ISLAMABAD: The Economic Coordination Committee (ECC) of the Cabinet is all set to consider a proposal of the Petroleum Division regarding withdrawal of subsidy on consumption of High-Speed Diesel (HSD) by the power sector, sources told Business Recorder.
The Petroleum Division argues that in order to provide relief to the consumers, the government has decided to keep oil prices stable till the end of the current fiscal year, effective from March 1, 2022.
However, due to this capping, Price Differential Claims (PDC) of Oil Marketing Companies/ Refineries had been generated. Accordingly, Rs 218.22 billion had so far been allocated for payment of PDC to OMCs/Refineries through Supplementary Grant for the period March 1 to May 31, 2022.
According to sources, HSD (diesel) prices in the international energy market are at an unprecedented high level.

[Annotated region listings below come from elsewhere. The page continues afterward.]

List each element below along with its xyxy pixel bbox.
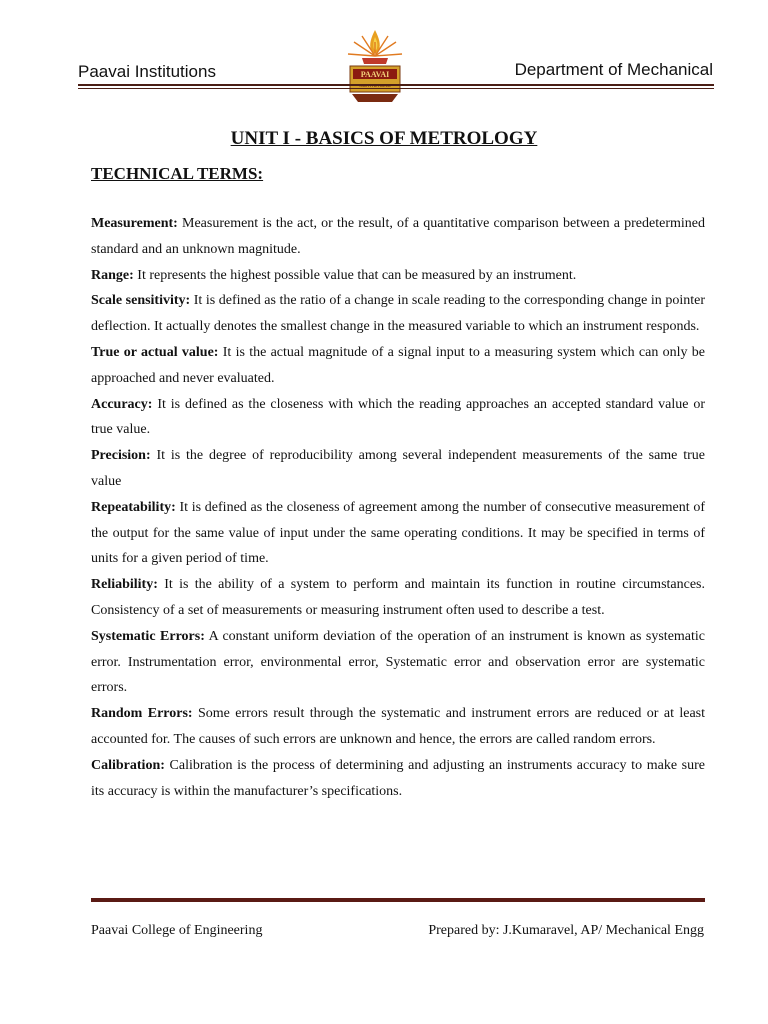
term-paragraph bbox=[91, 495, 705, 572]
term-definition: It is the actual magnitude of a signal input to a measuring system which can only be approached and never evaluated. bbox=[91, 344, 706, 386]
term-definition: Calibration is the process of determining and adjusting an instruments accuracy to make sure its accuracy is within the manufacturer’s specifications. bbox=[91, 757, 705, 799]
term-definition: It is the ability of a system to perform and maintain its function in routine circumstances. Consistency of a set of measurements or measuring instrument often used to describe a test. bbox=[91, 577, 705, 618]
term-paragraph bbox=[91, 211, 705, 263]
logo-subtext: INSTITUTIONS bbox=[359, 83, 391, 88]
footer-author: Prepared by: J.Kumaravel, AP/ Mechanical Engg bbox=[428, 923, 704, 938]
logo-text: PAAVAI bbox=[360, 70, 390, 79]
term-label: Calibration: bbox=[91, 757, 165, 773]
terms-list bbox=[91, 211, 705, 804]
term-paragraph bbox=[91, 340, 705, 392]
term-label: Random Errors: bbox=[91, 706, 193, 722]
term-definition: It is the degree of reproducibility among several independent measurements of the same true value bbox=[91, 448, 705, 489]
footer-divider bbox=[91, 898, 705, 902]
term-label: Repeatability: bbox=[91, 499, 176, 515]
term-definition: It is defined as the closeness of agreement among the number of consecutive measurement of the output for the same value of input under the same operating conditions. It may be specified in terms of units for a given period of time. bbox=[91, 499, 705, 567]
section-heading: TECHNICAL TERMS: bbox=[91, 164, 264, 183]
page-title: UNIT I - BASICS OF METROLOGY bbox=[230, 128, 538, 149]
term-definition: It represents the highest possible value that can be measured by an instrument. bbox=[133, 267, 577, 283]
header-divider bbox=[78, 84, 714, 89]
term-paragraph bbox=[91, 624, 705, 701]
term-definition: Measurement is the act, or the result, of a quantitative comparison between a predetermined standard and an unknown magnitude. bbox=[91, 216, 705, 257]
institution-logo bbox=[340, 28, 410, 108]
term-definition: A constant uniform deviation of the operation of an instrument is known as systematic error. Instrumentation error, environmental error, Systematic error and observation error are systematic errors. bbox=[91, 628, 705, 696]
term-paragraph bbox=[91, 263, 705, 289]
term-paragraph bbox=[91, 392, 705, 444]
term-label: Systematic Errors: bbox=[91, 628, 205, 644]
institution-name: Paavai Institutions bbox=[78, 62, 216, 81]
department-name: Department of Mechanical bbox=[514, 60, 713, 79]
term-label: Measurement: bbox=[91, 216, 178, 231]
term-paragraph bbox=[91, 701, 705, 753]
term-label: Scale sensitivity: bbox=[91, 293, 191, 309]
term-label: Accuracy: bbox=[91, 396, 153, 412]
term-label: True or actual value: bbox=[91, 344, 219, 360]
term-paragraph bbox=[91, 572, 705, 624]
term-label: Range: bbox=[91, 267, 134, 283]
term-definition: It is defined as the ratio of a change in scale reading to the corresponding change in pointer deflection. It actually denotes the smallest change in the measured variable to which an instrument responds. bbox=[91, 293, 705, 335]
term-label: Reliability: bbox=[91, 577, 158, 593]
term-paragraph bbox=[91, 288, 705, 340]
term-definition: Some errors result through the systematic and instrument errors are reduced or at least accounted for. The causes of such errors are unknown and hence, the errors are called random errors. bbox=[91, 706, 705, 747]
term-paragraph bbox=[91, 753, 705, 805]
term-definition: It is defined as the closeness with which the reading approaches an accepted standard value or true value. bbox=[91, 396, 705, 438]
footer-college: Paavai College of Engineering bbox=[91, 923, 263, 938]
term-label: Precision: bbox=[91, 448, 151, 464]
term-paragraph bbox=[91, 443, 705, 495]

Resultantly, the cost of HSD has also increased compared to other petroleum products leading to a rise in the import bill and a heavier burden of PDC.
The Petroleum Division, sources said, has proposed to abolish price subsidy henceforth on sales of HSD for those sectors where alternate fuels are available, adding that power sector has various alternates to replace the utilization of HSD through other fuels. Resultantly, the fortnightly import of HSD will be reduced by 10,000 million tons and PDC burden on GoP treasury may be reduced by Rs 712 million i.e. equivalent to $ 3.5 million.
The Petroleum Division maintains that under this scenario, separate prices of HSD for power sector companies will be worked out and monitored by Ogra simultaneously on fortnightly basis.